TLS, gcc optimizations, and PIC on x86

public inbox for gcc-help@gcc.gnu.org
 help / color / mirror / Atom feed

* TLS, gcc optimizations, and PIC on x86
@ 2011-09-01  1:55 Kevin Klues
  2011-09-01  5:01 ` Ian Lance Taylor
  0 siblings, 1 reply; 5+ messages in thread
From: Kevin Klues @ 2011-09-01  1:55 UTC (permalink / raw)
  To: gcc-help

I have a question regarding cached values for the addresses of TLS
variables in PIC when gcc optimizations are turned on.

Specifically, I want to be able to change the value of my TLS
descriptor as well as access TLS variables from that new descriptor
within the body of a single function.  With gcc optimizations turned
on and when compiling for PIC, this doesn't always seem to work.  The
problem lies in the fact that, with optimizations turned on, the
addresses of any TLS variables accessed before the TLS descriptor is
changed, persist to accesses of these variables after the TLS has
changed.  Note, this is only really a problem with PIC, as addresses
are calculated via a function call to ___tls_get_addr() and gcc is
trying to optimize these calls away (yes, even with
tls-model=global-dynamic explicitly set).  For non PIC everything
appears to be fine, since a different method of calculating TLS
variable addresses is used and doesn't need to be optimized.

Consider the following pseudo code:

__thread int i = 0;
i = 5;  // Set variable in original tls region
set_tls_desc(new_tls);
i = 6;  // Set variable in new tls region

I want i=6 to be set for the i in my new tls region, not the original
one.  However, with optimizations turned on (i.e. -O2), the i from the
old tls region is usually the one whose value gets changed.  I mean,
this makes sense since there is no real way (that I am aware of) to
tell gcc that the TLS has changed out from under it -- all O2
optimizations for caching variables in registers, etc. are valid.

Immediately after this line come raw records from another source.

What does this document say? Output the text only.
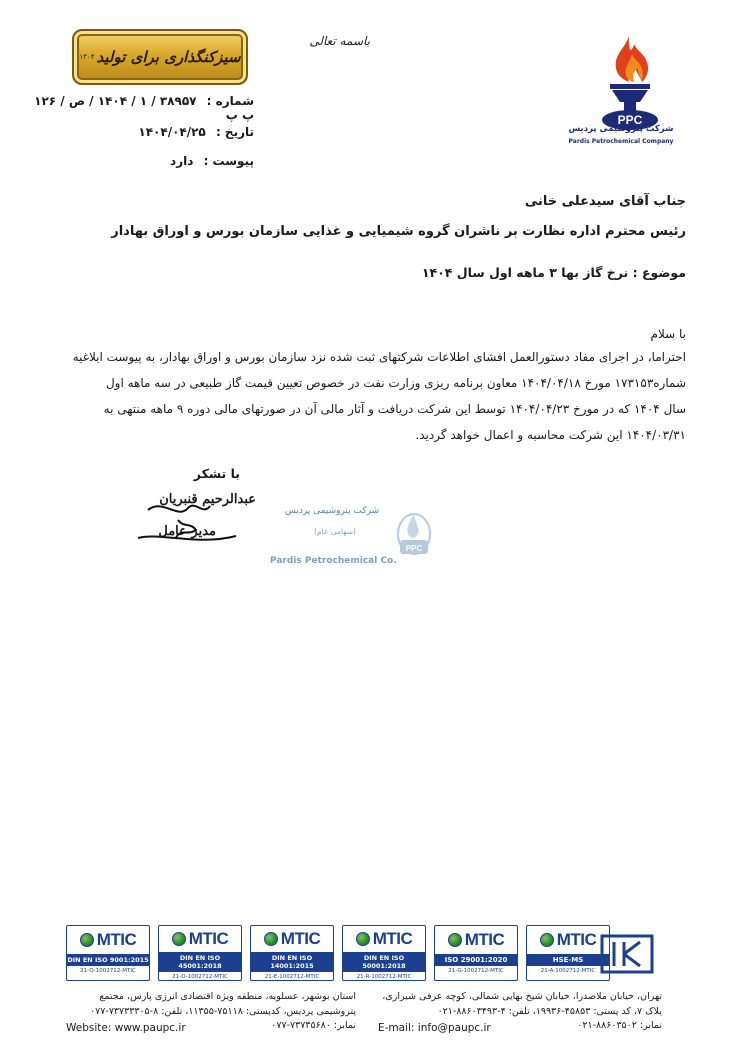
سیزکنگذاری برای تولید
۱۴۰۴
باسمه تعالی
PPC
شرکت پتروشیمی پردیس
Pardis Petrochemical Company
شماره : ۳۸۹۵۷ / ۱ / ۱۴۰۴ / ص / ۱۲۶ پ پ
تاریخ : ۱۴۰۴/۰۴/۲۵
پیوست : دارد
جناب آقای سیدعلی خانی
رئیس محترم اداره نظارت بر ناشران گروه شیمیایی و غذایی سازمان بورس و اوراق بهادار
موضوع : نرخ گاز بها ۳ ماهه اول سال ۱۴۰۴
با سلام
احتراما، در اجرای مفاد دستورالعمل افشای اطلاعات شرکتهای ثبت شده نزد سازمان بورس و اوراق بهادار، به پیوست ابلاغیه
شماره۱۷۳۱۵۳ مورخ ۱۴۰۴/۰۴/۱۸ معاون برنامه ریزی وزارت نفت در خصوص تعیین قیمت گاز طبیعی در سه ماهه اول
سال ۱۴۰۴ که در مورخ ۱۴۰۴/۰۴/۲۳ توسط این شرکت دریافت و آثار مالی آن در صورتهای مالی دوره ۹ ماهه منتهی به
۱۴۰۴/۰۳/۳۱ این شرکت محاسبه و اعمال خواهد گردید.
با تشکر
عبدالرحیم قنبریان
مدیر عامل
PPC
شرکت پتروشیمی پردیس
(سهامی عام)
Pardis Petrochemical Co.
MTIC
DIN EN ISO 9001:2015
21-Q-1002712-MTIC
MTIC
DIN EN ISO 45001:2018
21-O-1002712-MTIC
MTIC
DIN EN ISO 14001:2015
21-E-1002712-MTIC
MTIC
DIN EN ISO 50001:2018
21-R-1002712-MTIC
MTIC
ISO 29001:2020
21-G-1002712-MTIC
MTIC
HSE-MS
21-A-1002712-MTIC
تهران، خیابان ملاصدرا، خیابان شیخ بهایی شمالی، کوچه عرفی شیرازی،
پلاک ۷، کد پستی: ۴۵۸۵۳-۱۹۹۳۶، تلفن: ۴-۸۸۶۰۳۴۹۳-۰۲۱
نمابر: ۸۸۶۰۳۵۰۲-۰۲۱
استان بوشهر، عسلویه، منطقه ویژه اقتصادی انرژی پارس، مجتمع
پتروشیمی پردیس، کدپستی: ۷۵۱۱۸-۱۱۳۵۵، تلفن: ۸-۷۳۷۳۳۳۰۵-۰۷۷
نمابر: ۷۳۷۳۵۶۸۰-۰۷۷
Website: www.paupc.ir	E-mail: info@paupc.ir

One thing that had occurred to me was to force a compiler memory
barrier after set_tls_desc() (i.e. asm volatile("" ::: "memory")), but
this doesn't work because there's not any memory changing for the
variables I have access to (i.e. i in this case) - but rather it's the
address of the variable i as calculated via a call to __tls_get_addr()
that has now changed....

Essentially, I want a way to inform the compiler that any TLS
variables accessed after my call to set_tls_desc() need to have their
addresses refreshed via a new call to __tls_get_addr().  I was hoping
I could accomplish this via something like asm volatile ("" ::: "%gs")
for i386 or asm volatile ("" ::: "%fs") on x86_64, but apparently
these registers aren't even allowed in the clobber list....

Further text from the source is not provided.